Posted by: Alibi | February 18, 2011 at 08:30 AM
Good article but one slight correction:
Had the Tesco tax been implemented the level of rates for those businesses affected would still be 0.7p in the pound lower than the equivalent English rate.
I believe Calum Cashley has a full breakdown of the figures on his blog.
Posted by: Father MacKenzie | February 18, 2011 at 02:53 AM
No doubt Labour will be using every dirty tactic they can think of to gain power, from postal votes to disinformation.
also, the EBalls vs EMiliband rival manoeuvrings is definitely something to watch closely over the next few years.
Posted by: rosne | February 18, 2011 at 01:36 AM
I agree with you, dramfineday, but then I am not so well informed as Joan McAlpine.

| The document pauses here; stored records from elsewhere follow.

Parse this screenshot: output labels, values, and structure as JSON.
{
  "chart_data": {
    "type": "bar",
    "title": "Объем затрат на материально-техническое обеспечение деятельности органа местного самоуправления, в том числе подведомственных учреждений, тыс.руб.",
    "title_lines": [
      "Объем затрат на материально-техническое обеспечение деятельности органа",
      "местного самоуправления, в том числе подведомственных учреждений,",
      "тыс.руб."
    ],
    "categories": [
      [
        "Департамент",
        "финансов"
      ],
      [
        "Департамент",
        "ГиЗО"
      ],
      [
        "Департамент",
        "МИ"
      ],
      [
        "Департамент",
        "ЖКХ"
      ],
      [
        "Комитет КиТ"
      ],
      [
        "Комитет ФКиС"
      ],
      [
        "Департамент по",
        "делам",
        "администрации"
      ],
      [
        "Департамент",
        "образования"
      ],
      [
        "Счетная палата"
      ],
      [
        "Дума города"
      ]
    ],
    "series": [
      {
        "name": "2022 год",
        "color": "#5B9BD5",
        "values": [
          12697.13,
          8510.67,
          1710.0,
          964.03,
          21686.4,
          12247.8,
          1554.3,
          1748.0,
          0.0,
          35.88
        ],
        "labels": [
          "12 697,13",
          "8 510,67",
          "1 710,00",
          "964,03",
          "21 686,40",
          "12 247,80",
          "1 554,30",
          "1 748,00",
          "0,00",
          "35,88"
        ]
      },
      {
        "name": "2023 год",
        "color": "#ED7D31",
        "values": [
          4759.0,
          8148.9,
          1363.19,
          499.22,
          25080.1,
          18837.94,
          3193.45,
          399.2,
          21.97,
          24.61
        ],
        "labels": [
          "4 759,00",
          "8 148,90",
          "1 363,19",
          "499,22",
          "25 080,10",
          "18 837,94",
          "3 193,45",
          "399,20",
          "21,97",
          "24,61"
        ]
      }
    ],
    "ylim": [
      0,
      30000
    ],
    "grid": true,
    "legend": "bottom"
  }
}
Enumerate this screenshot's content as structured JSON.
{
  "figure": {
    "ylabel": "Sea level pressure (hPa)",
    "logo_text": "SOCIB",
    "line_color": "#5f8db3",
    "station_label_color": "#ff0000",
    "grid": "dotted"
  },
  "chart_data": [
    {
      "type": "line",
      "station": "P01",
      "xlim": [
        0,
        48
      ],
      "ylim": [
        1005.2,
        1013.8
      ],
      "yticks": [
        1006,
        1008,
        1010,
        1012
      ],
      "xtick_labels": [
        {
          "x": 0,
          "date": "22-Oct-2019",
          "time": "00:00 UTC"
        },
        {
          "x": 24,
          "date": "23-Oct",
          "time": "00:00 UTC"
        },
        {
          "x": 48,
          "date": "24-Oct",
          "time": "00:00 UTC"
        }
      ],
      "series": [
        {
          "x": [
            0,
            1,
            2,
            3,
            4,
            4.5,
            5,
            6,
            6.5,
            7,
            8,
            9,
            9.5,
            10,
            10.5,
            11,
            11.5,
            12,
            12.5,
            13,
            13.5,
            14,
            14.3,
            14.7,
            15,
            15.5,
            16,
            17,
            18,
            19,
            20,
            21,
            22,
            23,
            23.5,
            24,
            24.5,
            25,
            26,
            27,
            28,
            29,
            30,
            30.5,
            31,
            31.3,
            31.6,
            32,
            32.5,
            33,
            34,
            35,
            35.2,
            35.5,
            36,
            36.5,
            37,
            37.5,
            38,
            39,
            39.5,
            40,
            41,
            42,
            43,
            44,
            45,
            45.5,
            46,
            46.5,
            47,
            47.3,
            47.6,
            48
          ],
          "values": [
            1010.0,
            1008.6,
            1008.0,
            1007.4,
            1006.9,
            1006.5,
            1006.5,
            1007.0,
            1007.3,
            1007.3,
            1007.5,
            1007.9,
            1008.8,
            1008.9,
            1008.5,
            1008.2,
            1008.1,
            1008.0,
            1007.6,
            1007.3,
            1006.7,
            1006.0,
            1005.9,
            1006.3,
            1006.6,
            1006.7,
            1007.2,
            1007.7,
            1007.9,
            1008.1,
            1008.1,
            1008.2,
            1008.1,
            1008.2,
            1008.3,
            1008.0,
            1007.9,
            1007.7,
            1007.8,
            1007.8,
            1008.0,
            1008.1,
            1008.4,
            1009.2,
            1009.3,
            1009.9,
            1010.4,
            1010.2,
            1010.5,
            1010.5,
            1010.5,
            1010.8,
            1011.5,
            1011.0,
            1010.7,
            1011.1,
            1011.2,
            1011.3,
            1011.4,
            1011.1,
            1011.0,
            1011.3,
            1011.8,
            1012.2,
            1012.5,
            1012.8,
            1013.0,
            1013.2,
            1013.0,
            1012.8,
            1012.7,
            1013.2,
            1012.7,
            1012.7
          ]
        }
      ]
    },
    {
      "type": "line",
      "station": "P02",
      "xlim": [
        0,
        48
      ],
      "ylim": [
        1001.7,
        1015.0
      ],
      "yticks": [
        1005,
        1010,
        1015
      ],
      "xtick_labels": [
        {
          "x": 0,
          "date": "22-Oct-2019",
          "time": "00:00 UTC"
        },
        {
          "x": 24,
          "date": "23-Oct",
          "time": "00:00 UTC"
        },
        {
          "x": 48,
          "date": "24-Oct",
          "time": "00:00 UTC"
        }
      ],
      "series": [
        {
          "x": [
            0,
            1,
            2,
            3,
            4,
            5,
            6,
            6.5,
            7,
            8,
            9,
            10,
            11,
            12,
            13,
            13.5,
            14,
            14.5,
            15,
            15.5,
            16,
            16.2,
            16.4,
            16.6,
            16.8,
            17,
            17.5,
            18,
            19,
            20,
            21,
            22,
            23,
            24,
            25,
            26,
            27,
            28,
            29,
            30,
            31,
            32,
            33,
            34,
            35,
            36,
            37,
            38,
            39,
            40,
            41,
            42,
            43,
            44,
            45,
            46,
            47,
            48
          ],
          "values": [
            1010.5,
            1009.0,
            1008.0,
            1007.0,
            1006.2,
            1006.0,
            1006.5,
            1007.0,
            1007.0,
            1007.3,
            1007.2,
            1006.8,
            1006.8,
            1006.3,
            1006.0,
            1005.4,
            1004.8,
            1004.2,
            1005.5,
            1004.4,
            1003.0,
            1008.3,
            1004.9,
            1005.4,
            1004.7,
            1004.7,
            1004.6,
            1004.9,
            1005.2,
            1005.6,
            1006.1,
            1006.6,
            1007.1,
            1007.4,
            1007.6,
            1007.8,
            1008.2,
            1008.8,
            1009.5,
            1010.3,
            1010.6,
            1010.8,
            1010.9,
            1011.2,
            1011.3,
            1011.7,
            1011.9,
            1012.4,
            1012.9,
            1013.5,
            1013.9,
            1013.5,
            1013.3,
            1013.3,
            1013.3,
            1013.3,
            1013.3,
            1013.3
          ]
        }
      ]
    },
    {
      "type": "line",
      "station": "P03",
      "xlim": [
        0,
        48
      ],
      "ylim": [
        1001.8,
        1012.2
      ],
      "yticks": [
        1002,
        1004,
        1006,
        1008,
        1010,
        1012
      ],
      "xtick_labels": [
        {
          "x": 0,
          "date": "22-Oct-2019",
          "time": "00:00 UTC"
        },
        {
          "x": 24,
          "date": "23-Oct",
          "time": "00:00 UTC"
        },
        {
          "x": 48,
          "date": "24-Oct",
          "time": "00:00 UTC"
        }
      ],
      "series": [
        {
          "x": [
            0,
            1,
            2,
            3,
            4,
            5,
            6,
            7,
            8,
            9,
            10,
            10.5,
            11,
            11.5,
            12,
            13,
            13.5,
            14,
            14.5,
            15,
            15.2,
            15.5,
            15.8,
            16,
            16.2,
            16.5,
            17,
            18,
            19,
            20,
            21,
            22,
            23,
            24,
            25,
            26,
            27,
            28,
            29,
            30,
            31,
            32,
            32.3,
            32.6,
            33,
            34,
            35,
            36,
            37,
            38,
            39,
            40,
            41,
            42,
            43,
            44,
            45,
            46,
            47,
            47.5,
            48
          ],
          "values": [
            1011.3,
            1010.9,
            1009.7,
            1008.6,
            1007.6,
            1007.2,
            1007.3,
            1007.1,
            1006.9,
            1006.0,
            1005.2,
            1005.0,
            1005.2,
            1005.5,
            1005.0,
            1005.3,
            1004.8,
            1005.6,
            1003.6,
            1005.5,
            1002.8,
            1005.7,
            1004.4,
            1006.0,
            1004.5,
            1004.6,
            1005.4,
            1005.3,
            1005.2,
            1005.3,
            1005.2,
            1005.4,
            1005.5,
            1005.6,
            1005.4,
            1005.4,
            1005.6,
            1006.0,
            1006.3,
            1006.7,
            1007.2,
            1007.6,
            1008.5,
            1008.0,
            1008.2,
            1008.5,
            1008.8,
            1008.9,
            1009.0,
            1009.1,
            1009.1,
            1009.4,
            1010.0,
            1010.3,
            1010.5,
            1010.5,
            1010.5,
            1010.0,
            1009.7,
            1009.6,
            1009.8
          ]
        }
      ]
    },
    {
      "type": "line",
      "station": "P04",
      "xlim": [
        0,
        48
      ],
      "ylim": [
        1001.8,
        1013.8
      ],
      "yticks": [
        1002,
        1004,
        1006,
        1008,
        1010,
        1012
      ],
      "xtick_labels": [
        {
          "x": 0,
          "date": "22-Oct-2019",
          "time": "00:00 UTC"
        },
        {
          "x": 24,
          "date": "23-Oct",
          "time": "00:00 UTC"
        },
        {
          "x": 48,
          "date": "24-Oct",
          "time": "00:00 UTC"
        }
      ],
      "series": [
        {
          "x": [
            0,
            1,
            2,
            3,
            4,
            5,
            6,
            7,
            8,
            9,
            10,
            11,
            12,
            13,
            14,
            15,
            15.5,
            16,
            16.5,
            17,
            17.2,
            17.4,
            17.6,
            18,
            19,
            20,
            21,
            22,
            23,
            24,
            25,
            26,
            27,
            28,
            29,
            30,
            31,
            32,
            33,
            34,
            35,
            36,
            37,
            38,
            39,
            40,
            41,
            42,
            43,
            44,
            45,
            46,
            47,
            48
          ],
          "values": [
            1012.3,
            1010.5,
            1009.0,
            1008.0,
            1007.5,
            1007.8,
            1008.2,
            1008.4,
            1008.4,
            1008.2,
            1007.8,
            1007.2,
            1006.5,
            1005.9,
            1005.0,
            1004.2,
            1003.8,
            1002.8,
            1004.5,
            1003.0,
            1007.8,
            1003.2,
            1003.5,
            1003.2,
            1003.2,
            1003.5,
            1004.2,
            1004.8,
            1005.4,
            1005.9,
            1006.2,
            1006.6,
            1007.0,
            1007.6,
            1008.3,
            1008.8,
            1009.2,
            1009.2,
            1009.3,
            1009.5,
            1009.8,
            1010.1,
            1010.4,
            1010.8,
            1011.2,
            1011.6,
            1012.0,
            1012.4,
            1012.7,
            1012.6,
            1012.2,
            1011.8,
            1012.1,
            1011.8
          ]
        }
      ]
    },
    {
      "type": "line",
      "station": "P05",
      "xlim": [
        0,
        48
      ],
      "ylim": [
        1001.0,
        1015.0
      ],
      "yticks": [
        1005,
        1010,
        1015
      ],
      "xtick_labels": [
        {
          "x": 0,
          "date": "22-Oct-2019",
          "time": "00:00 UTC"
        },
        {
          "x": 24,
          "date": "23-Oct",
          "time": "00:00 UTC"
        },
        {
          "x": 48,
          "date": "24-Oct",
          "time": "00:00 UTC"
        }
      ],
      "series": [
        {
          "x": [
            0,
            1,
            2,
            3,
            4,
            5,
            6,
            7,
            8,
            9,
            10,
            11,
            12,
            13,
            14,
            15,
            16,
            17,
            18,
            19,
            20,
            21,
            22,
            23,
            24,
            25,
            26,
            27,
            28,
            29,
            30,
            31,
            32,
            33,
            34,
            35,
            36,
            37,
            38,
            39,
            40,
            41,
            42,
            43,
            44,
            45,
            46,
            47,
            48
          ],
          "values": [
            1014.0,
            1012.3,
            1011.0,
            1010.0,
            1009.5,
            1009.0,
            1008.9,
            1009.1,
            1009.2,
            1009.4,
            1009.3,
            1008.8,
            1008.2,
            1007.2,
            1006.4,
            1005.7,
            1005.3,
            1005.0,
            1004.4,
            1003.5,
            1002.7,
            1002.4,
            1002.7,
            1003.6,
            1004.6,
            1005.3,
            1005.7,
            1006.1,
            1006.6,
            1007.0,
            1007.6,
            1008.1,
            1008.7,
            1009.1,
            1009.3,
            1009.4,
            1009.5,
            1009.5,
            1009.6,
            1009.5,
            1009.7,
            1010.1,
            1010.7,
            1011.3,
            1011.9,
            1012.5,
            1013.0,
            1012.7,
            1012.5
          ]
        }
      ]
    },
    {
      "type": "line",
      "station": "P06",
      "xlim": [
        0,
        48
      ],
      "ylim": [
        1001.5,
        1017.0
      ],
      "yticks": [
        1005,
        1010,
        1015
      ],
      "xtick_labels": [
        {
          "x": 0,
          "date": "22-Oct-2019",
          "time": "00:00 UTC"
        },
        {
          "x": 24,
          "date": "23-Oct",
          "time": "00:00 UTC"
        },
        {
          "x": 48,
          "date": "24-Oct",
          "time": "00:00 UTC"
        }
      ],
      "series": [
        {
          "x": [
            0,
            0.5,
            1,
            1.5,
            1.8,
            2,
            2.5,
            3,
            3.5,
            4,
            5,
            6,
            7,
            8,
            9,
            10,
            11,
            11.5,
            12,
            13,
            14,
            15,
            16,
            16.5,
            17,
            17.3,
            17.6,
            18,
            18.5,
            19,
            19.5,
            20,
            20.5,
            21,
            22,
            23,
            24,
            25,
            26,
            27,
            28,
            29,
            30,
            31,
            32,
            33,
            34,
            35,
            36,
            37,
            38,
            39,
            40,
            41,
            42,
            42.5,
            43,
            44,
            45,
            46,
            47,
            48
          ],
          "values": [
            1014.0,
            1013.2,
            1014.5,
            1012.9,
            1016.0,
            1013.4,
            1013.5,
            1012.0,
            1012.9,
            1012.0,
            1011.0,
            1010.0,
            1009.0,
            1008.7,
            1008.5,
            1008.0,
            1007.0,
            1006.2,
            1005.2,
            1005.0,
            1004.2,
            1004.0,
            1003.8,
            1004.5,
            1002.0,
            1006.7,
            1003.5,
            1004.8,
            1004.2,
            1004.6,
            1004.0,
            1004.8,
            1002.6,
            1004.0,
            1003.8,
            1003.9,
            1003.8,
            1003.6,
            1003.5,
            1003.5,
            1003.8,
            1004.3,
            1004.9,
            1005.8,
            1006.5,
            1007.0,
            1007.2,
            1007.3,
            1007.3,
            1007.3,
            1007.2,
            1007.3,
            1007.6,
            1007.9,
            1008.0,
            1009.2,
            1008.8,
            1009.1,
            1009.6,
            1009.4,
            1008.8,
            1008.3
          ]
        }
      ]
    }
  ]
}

Posted by: frankly francophone | February 18, 2011 at 01:28 AM
@scottish politics well spotted corrected now. So many large sums bandied about since the banking crisis it's odd not to stick a bill or mill at the end of everything!
Posted by: Joan | February 18, 2011 at 01:00 AM
Goodbye and good riddance. Your performance as chair of the Scotland Bill was a disgrace and a disservice to Scotland.
In mitigation I can only think that you consider yourself as North British and so was affording us the Union dividend.
We don't want it.
Posted by: Gavin C Barrie | February 18, 2011 at 12:43 AM
OT This is worth listening to.
http://www.bbc.co.uk/programmes/p00f49rj
Labour in Scotland have no idea in their purpose other than oppose everything that anyone else thinks.
Posted by: cynicalHighlander | February 18, 2011 at 12:35 AM
Great article, would just say though, £500k not £500m though chance would be a fine thing indeed! ;)
Posted by: Scottish Politics | February 18, 2011 at 12:32 AM
Another factor in M/s Alexander's ejector seat style departure may have been that she realised what a load of old cobblers the Scotland Bill is and what the likely impact on the country will be. Perhaps the penny dropped in the old planet sized brain. Clearly she didn't want to be around when reality crashes in. Mind you, maybe your version is nearer the truth Joan. Whatever it is, it looks like she's run away again.